Tedarik zinciri yönetiminde üçüncü parti lojistik (3PL) firması kullanılması, diğer bir deyişle taşeron firma uygulaması yani işletmeye ait tüm malzeme yönetimi ve ürün dağıtımı işleminin dış kaynaklı bir firmaya yaptırılması işletmelere birçok avantaj kazandırır. Tüm lojistik faaliyetlerin 3PL firması tarafından gerçekleştirilmesi işletmenin ana faaliyet konusuna odaklanmasını sağlar. Ürünlerin dağıtımında ve malzeme tedarikinde 3PL firmasının teknolojik alt yapısının kullanılması işletmeye hız ve esneklik kazandırarak maliyetlerde tasarrufu olanaklı kılar. Coğrafi açıdan işletmenin ulaşamayacağı bölgelerde bulunan müşterilere ve tedarikçilere ulaşabilmesini sağlar. ( Simchi-Levi vd., 2000, 128)

2.5.2. Tedarik Zinciri Yönetiminin Dezavantajları:

Üretim işletmelerinin tamamı TZY sistemlerine sahiptir. Ancak bunlardan birçoğu geliştirilmemiş, karmaşık veya kontrol edilmez durumdadır. Benzer şekilde

bazı işletmelerde tam entegrasyonu ve birleşik fonksiyonel sistemi gerçekleştirememiştir. TZY, sürekli gelişmemişlikten yüksek performans arasındadır. Rekabet pozisyonunun geliştirilmesi durumunda işletmenin süreklilik içinde nerede olduğunun incelenmesine ihtiyaç vardır. TZY, bazen öncelikli aktiviteler nedeniyle çok zaman kaybına neden olur ve bu nedenle istenilen seviyede TZY uygulaması elde edilemez. Yanlış girişimler üzerine yoğunlaşma gereksiz masraflara sebep olur. (Allen, 1998)
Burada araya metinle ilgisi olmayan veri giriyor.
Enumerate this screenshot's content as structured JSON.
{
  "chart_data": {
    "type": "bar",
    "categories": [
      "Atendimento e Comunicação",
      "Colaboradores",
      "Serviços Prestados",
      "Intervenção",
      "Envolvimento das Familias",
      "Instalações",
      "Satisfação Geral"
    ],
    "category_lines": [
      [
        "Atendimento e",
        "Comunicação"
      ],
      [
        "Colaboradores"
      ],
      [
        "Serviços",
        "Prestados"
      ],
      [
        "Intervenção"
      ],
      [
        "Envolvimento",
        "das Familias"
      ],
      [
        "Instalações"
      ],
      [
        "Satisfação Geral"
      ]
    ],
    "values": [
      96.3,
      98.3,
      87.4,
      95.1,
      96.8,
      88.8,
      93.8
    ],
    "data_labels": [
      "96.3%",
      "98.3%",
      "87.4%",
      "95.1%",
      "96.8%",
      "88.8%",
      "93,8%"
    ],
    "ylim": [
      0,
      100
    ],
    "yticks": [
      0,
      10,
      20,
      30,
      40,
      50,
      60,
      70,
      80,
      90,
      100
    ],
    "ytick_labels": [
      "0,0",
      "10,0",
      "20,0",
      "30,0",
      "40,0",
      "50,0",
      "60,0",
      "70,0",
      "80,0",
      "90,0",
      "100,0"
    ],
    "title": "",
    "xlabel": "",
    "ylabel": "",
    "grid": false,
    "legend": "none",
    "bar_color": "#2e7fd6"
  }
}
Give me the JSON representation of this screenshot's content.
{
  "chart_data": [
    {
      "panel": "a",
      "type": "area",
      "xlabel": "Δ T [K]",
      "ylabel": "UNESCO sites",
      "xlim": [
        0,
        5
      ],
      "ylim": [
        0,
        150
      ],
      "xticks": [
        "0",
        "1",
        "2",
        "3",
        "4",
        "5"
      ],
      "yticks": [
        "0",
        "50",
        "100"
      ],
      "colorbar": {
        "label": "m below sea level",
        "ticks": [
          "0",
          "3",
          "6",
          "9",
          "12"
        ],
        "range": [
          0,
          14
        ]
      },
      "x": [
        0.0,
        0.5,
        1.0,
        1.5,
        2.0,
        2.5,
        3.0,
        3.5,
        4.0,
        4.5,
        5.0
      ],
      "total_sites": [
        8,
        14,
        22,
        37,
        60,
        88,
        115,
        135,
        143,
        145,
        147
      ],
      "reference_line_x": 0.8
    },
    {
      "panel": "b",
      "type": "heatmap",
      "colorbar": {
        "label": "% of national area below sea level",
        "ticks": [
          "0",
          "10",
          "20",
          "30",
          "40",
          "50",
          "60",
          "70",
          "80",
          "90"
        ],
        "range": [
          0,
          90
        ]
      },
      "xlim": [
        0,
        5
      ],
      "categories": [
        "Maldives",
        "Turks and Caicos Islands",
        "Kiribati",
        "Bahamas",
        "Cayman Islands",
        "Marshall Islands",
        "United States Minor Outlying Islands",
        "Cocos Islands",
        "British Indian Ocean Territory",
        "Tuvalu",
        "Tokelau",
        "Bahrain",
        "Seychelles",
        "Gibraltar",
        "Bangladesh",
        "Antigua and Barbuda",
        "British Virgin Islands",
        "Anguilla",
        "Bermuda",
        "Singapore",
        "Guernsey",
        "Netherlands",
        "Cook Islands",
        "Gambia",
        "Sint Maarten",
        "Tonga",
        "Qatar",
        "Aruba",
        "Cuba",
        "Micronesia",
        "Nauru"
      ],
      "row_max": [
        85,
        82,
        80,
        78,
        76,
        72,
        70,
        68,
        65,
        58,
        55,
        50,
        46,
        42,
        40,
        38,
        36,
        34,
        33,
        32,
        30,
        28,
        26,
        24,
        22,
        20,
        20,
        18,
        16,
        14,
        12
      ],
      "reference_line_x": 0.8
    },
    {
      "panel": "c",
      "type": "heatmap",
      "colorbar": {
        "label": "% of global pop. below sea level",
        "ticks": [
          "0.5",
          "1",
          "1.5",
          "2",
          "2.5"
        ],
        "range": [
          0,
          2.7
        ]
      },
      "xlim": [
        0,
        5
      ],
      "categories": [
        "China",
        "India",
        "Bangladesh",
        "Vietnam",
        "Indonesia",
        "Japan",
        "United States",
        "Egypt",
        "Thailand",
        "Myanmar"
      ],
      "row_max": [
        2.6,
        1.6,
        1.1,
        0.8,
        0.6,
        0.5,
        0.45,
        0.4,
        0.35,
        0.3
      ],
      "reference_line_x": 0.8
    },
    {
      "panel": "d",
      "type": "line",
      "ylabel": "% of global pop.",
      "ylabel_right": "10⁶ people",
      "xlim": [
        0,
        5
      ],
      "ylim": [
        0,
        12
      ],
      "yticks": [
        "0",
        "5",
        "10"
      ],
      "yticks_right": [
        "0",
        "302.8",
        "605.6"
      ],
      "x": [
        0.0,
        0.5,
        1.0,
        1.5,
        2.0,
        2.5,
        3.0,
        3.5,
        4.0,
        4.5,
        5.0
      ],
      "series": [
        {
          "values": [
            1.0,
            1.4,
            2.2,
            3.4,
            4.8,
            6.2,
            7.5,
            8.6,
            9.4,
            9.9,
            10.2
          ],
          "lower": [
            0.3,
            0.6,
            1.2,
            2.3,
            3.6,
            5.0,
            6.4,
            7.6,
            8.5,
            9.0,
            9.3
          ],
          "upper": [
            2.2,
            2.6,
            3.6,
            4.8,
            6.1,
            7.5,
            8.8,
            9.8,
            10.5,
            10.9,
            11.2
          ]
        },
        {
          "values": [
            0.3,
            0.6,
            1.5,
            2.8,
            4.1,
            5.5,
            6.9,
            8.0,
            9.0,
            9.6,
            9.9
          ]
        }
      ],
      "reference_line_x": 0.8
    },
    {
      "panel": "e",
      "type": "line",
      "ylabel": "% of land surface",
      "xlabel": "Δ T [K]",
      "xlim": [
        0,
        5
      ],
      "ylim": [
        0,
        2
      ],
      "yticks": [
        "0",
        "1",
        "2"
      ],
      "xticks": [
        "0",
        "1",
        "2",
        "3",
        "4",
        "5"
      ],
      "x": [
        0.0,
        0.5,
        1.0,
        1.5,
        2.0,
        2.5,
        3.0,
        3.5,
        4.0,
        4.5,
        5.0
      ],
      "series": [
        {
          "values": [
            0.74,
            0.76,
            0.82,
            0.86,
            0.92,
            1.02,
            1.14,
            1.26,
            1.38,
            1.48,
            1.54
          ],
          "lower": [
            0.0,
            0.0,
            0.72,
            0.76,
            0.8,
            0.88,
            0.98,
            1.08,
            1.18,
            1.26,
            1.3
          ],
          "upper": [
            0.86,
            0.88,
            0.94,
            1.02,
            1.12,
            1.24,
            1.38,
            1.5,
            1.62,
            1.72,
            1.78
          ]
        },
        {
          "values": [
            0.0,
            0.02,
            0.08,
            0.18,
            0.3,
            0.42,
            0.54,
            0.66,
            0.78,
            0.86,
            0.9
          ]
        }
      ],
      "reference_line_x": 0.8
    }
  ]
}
Tedarik zincirini oluşturmak için gerekli olan bileşen sayısının fazla olması nedeniyle, mükemmel bir tedarik zinciri yönetimi kurmak çoğu zaman işletmeler için olanaklı olmamaktadır. Tedarik zinciri yönetiminin üstesinden gelmesi gereken ilk sorun zincirde yer alan birbirinden bağımsız çok sayıdaki tedarikçi arasında iletişimi ve koordinasyonu sağlamanın getirdiği yüksek yatırım maliyetini karşılamak olmalıdır. İşletmelerin birden fazla tedarik zinciri içinde yer almaları da ayrı bir sorun oluşturur.

Tedarik zincirinde ortaya çıkabilecek sorunların en önemlisini, alıcı ve tedarikçi arasındaki ilişkilerde meydana gelen aksaklıklar oluşturur. Küresel pazarların önem kazanması ve işletmeler arası ortak yeniden yapılanmalar, maliyet, kalite, esneklik ve teknoloji üzerine artan odaklanmalar alıcı ve tedarikçi arasındaki ilişkinin önemini dikkate değer şekilde arttırmıştır. Bu ilişkide tedarikçi ve alıcı arasındaki güven derecesinin boyutu, firmalar arası oluşan işbirliğinin gerçeklik düzeyini belirler.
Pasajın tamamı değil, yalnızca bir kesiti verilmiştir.